Colleges and universities aren’t sure what the future holds. Will they have kids in class, or will everything be online? How many students will come back to online classes, and how many will take a gap year… or two? And what about those sports?
Don’t forget that colleges make a pretty penny off of television rights for football and basketball. They’ve already missed March Madness, now the football season is in question. Then there’s the possibility of states slashing funding because they have their own revenue problems.
In addition to shaky revenues, the schools must put in place safety protocols for bringing back even some students and faculty.
To deal with it all, some universities are looking for a new source of cash… the bond market. With interest rates at record-low levels, schools can raise money that’s almost free. So far in 2020, universities have raised $11.4 billion in the bond market, which is twice what they raised in all of 2019.

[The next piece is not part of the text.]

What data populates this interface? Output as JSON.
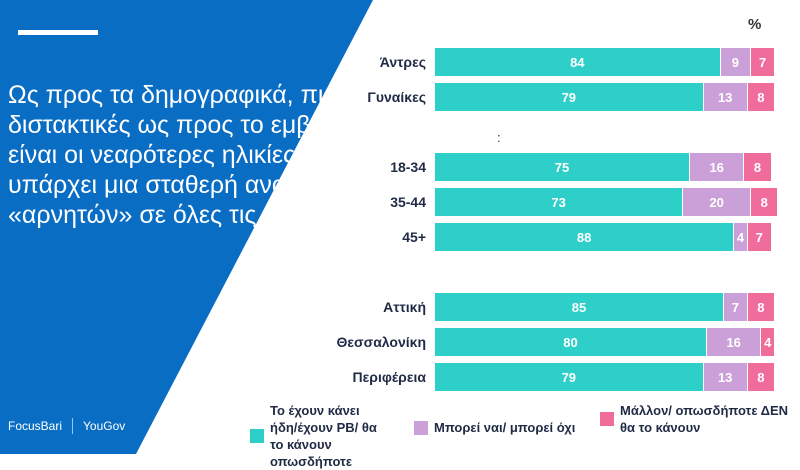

The University of Virginia raised $600 million last month at a modest interest cost of just 2.256%, or less than what the best homeowner would pay for a 30-year mortgage.
J.J. Davis, chief operating officer at the University of Virginia, said:
“At these rates, why wouldn’t you?”
Why not, indeed.
If you’re wondering how this makes sense, that universities losing students, tuition, television fees, and state funding can borrow so cheaply, you only have the Federal Reserve and yourself to thank. The central bank has taken over the bond markets and pushed rates to incredible lows, and now forecasts it will hold rates there for years. This helps borrowers, like universities, pick up cash on the cheap.
As for who pays, well, that’s all of us as savers. By holding rates artificially low through bond-buying programs, the Fed is essentially moving value from all of us, as savers, who would have earned higher rates, to borrowers, like the universities, which don’t have to pay as much as they would have if the Fed was not putting its thumb on the interest rate scales.